SARS-CoV-2 infection could trigger or mimic a form of organ-specific autoimmunity in genetically predisposed patients.
Covid-19 and Autoimmunity: The Role of Molecular Mimicry
Despite the current wave of intensive research around the world, the etiopathology of diseases induced by SARS-CoV-2 infection is the central question that remains obscure.
One likely explanation is that the heterogeneity and multitude of disorders induced by the current pandemic stem from phenomena of molecular mimicry between the virus and human proteins.
The scientific basis is that, after infection, the immune responses generated against SARS-CoV-2 can cross-react with human proteins that share peptide sequences with the virus, resulting in autoimmune pathological sequelae.
In addition, in the clinical context exposed above, it is noteworthy to report that Sars CoV-2 shares 6 minimum immune determinants with the Kawasaki antigen , as well as possible cross-reactions and the consequent Kawasaki autoimmune disease in predisposed subjects.

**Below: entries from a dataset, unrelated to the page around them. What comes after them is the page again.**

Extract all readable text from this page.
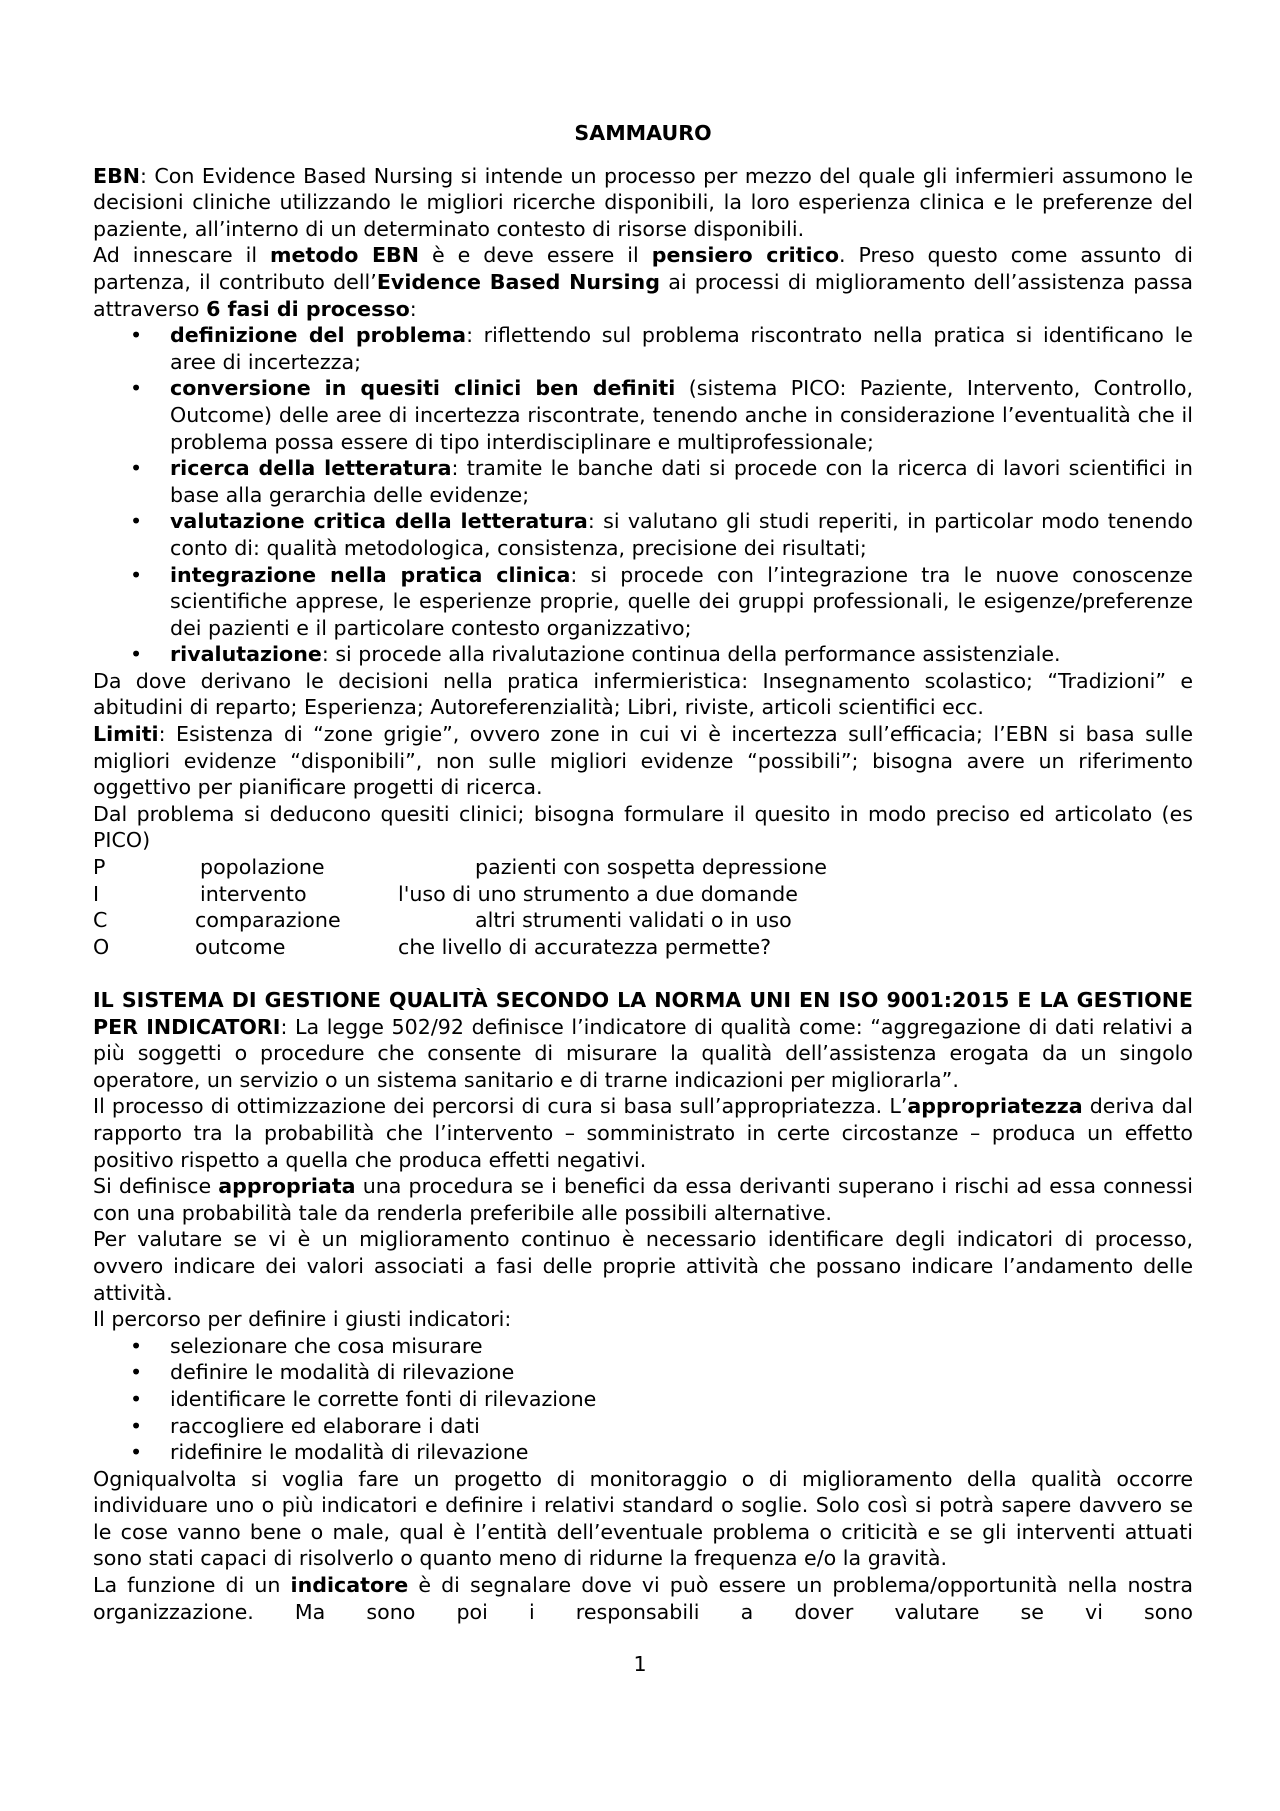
SAMMAURO

EBN: Con Evidence Based Nursing si intende un processo per mezzo del quale gli infermieri assumono le decisioni cliniche utilizzando le migliori ricerche disponibili, la loro esperienza clinica e le preferenze del paziente, all’interno di un determinato contesto di risorse disponibili.

Ad innescare il metodo EBN è e deve essere il pensiero critico. Preso questo come assunto di partenza, il contributo dell’Evidence Based Nursing ai processi di miglioramento dell’assistenza passa attraverso 6 fasi di processo:

• definizione del problema: riflettendo sul problema riscontrato nella pratica si identificano le aree di incertezza;
• conversione in quesiti clinici ben definiti (sistema PICO: Paziente, Intervento, Controllo, Outcome) delle aree di incertezza riscontrate, tenendo anche in considerazione l’eventualità che il problema possa essere di tipo interdisciplinare e multiprofessionale;
• ricerca della letteratura: tramite le banche dati si procede con la ricerca di lavori scientifici in base alla gerarchia delle evidenze;
• valutazione critica della letteratura: si valutano gli studi reperiti, in particolar modo tenendo conto di: qualità metodologica, consistenza, precisione dei risultati;
• integrazione nella pratica clinica: si procede con l’integrazione tra le nuove conoscenze scientifiche apprese, le esperienze proprie, quelle dei gruppi professionali, le esigenze/preferenze dei pazienti e il particolare contesto organizzativo;
• rivalutazione: si procede alla rivalutazione continua della performance assistenziale.

Da dove derivano le decisioni nella pratica infermieristica: Insegnamento scolastico; “Tradizioni” e abitudini di reparto; Esperienza; Autoreferenzialità; Libri, riviste, articoli scientifici ecc.

Limiti: Esistenza di “zone grigie”, ovvero zone in cui vi è incertezza sull’efficacia; l’EBN si basa sulle migliori evidenze “disponibili”, non sulle migliori evidenze “possibili”; bisogna avere un riferimento oggettivo per pianificare progetti di ricerca.

Dal problema si deducono quesiti clinici; bisogna formulare il quesito in modo preciso ed articolato (es PICO)

P	popolazione	pazienti con sospetta depressione
I	intervento	l'uso di uno strumento a due domande
C	comparazione	altri strumenti validati o in uso
O	outcome	che livello di accuratezza permette?

IL SISTEMA DI GESTIONE QUALITÀ SECONDO LA NORMA UNI EN ISO 9001:2015 E LA GESTIONE PER INDICATORI: La legge 502/92 definisce l’indicatore di qualità come: “aggregazione di dati relativi a più soggetti o procedure che consente di misurare la qualità dell’assistenza erogata da un singolo operatore, un servizio o un sistema sanitario e di trarne indicazioni per migliorarla”.

Il processo di ottimizzazione dei percorsi di cura si basa sull’appropriatezza. L’appropriatezza deriva dal rapporto tra la probabilità che l’intervento – somministrato in certe circostanze – produca un effetto positivo rispetto a quella che produca effetti negativi.

Si definisce appropriata una procedura se i benefici da essa derivanti superano i rischi ad essa connessi con una probabilità tale da renderla preferibile alle possibili alternative.

Per valutare se vi è un miglioramento continuo è necessario identificare degli indicatori di processo, ovvero indicare dei valori associati a fasi delle proprie attività che possano indicare l’andamento delle attività.

Il percorso per definire i giusti indicatori:

• selezionare che cosa misurare
• definire le modalità di rilevazione
• identificare le corrette fonti di rilevazione
• raccogliere ed elaborare i dati
• ridefinire le modalità di rilevazione

Ogniqualvolta si voglia fare un progetto di monitoraggio o di miglioramento della qualità occorre individuare uno o più indicatori e definire i relativi standard o soglie. Solo così si potrà sapere davvero se le cose vanno bene o male, qual è l’entità dell’eventuale problema o criticità e se gli interventi attuati sono stati capaci di risolverlo o quanto meno di ridurne la frequenza e/o la gravità.

La funzione di un indicatore è di segnalare dove vi può essere un problema/opportunità nella nostra organizzazione. Ma sono poi i responsabili a dover valutare se vi sono

1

Even more impressive seems the distribution of heptapeptides between the human proteome and the viral spike glycoprotein.
The clinical scenario that emerges is disturbing.
In fact, the list of reported proteins, when modified, configures almost all the diseases that have been described in association with SARS-CoV-2.
The Covid-19 vaccine and the limitations of molecular mimicry
The extent of molecular mimicry between SARS-CoV-2 and the human proteome should be carefully analyzed as a preliminary mandatory step for any vaccine formulation.
In fact, due to the similarity between the pathogen and the host peptide, a possible consequence of vaccination could consist of specific autoimmune reactions that affect autoantigens, such as the alveolar surfactant protein already analyzed.
Only peptide sequences that belong exclusively to the virus can represent the basis of safe and specific vaccination protocols.